Press "Enter" to skip to content

Consumers’ FAQs on copyright: streaming from the internet

There has been published a very useful guide for consumers and for anyone who is curious about copyright. This guide explains different things, relating to IP rights, in simple way. The project has been commissioned by the European Union intellectual property office.

The Guide aims to give ‘answers to the most frequently asked questions (FAQs) average consumers have in relation to copyright for all twenty-eight EU Member States.’ The present Summary Report highlights the convergences and differences in national copyright laws in relation to the 15 consumer questions.

During the process of streaming, no fixed copy or file is created on the user’s computer. In any event, should a streaming service require a simultaneous upload – and communication the public – of a protected work at the same time as the streaming is going on, use of such a service cannot be exempted from constituting infringement.

First, streaming is always allowed when the rights holder has authorised it, for example, in the framework of a licensing agreement. In Ireland and Italy, streaming would probably amount to copyright infringement if it took place outside the framework of a licensing agreement.

According to the Slovenian expert, streaming may not involve an act of reproduction, that is to say, it would not amount to copyright infringement since it would amount to mere consumption of a work. In the view of the experts from Poland and Finland, streaming would probably not entail an act of reproduction.

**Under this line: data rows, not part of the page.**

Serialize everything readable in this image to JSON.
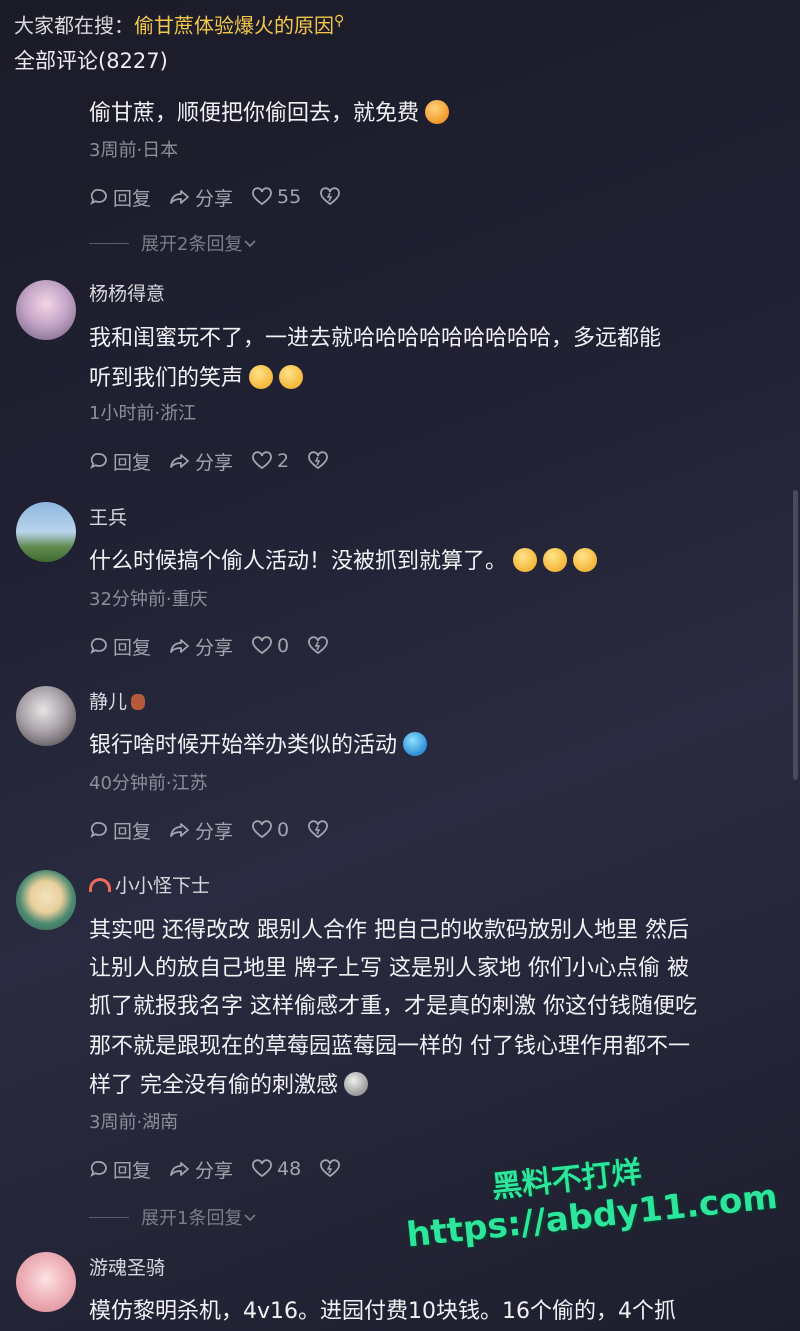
{
  "header": {
    "search_prefix": "大家都在搜：",
    "search_query": "偷甘蔗体验爆火的原因",
    "comment_count_label": "全部评论(8227)"
  },
  "labels": {
    "reply": "回复",
    "share": "分享"
  },
  "comments": [
    {
      "username": "",
      "lines": [
        "偷甘蔗，顺便把你偷回去，就免费"
      ],
      "meta": "3周前·日本",
      "likes": "55",
      "expand": "展开2条回复"
    },
    {
      "username": "杨杨得意",
      "lines": [
        "我和闺蜜玩不了，一进去就哈哈哈哈哈哈哈哈哈，多远都能",
        "听到我们的笑声"
      ],
      "meta": "1小时前·浙江",
      "likes": "2"
    },
    {
      "username": "王兵",
      "lines": [
        "什么时候搞个偷人活动！没被抓到就算了。"
      ],
      "meta": "32分钟前·重庆",
      "likes": "0"
    },
    {
      "username": "静儿",
      "lines": [
        "银行啥时候开始举办类似的活动"
      ],
      "meta": "40分钟前·江苏",
      "likes": "0"
    },
    {
      "username": "小小怪下士",
      "lines": [
        "其实吧 还得改改 跟别人合作 把自己的收款码放别人地里 然后",
        "让别人的放自己地里 牌子上写 这是别人家地 你们小心点偷 被",
        "抓了就报我名字 这样偷感才重，才是真的刺激 你这付钱随便吃",
        "那不就是跟现在的草莓园蓝莓园一样的 付了钱心理作用都不一",
        "样了 完全没有偷的刺激感"
      ],
      "meta": "3周前·湖南",
      "likes": "48",
      "expand": "展开1条回复"
    },
    {
      "username": "游魂圣骑",
      "lines": [
        "模仿黎明杀机，4v16。进园付费10块钱。16个偷的，4个抓"
      ]
    }
  ],
  "watermark": {
    "line1": "黑料不打烊",
    "line2": "https://abdy11.com"
  },
  "icons": [
    "search-icon",
    "reply-icon",
    "share-icon",
    "heart-icon",
    "dislike-icon",
    "chevron-down-icon"
  ],
  "colors": {
    "accent": "#f3c84b",
    "watermark": "#2ee59d"
  }
}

Certain experts take the view that even if an act of reproduction were involved, the latter would be exempted as transient, incidental copying (see, e.g. BE, BG, EE, CY, HU, AT, PL, SK, SE), which is covered by a specific limitation and exception in many Member States and in the EU acquis. Some experts mention that in order for the exception to apply, additional conditions must be met. Notably, the work must have been uploaded to the internet with the rights holder’s authorisation.

Some experts mention that if streaming involved an act of reproduction, it could be justified on the basis of the private copying exception, if the conditions for the latter are met. In sum, several experts state that streaming a work is lawful as long as the source is lawful, that is to say, when the work has been uploaded with the rights holder’s authorisation (see, e.g. the information provided by the experts from DK, DE, EL, ES, FR, CY, LV, LT, RO). Some experts note that it is unclear whether streaming from an unlawful source can be lawful (see, e.g. the information provided by the experts from CZ, LU, MT, FI, UK).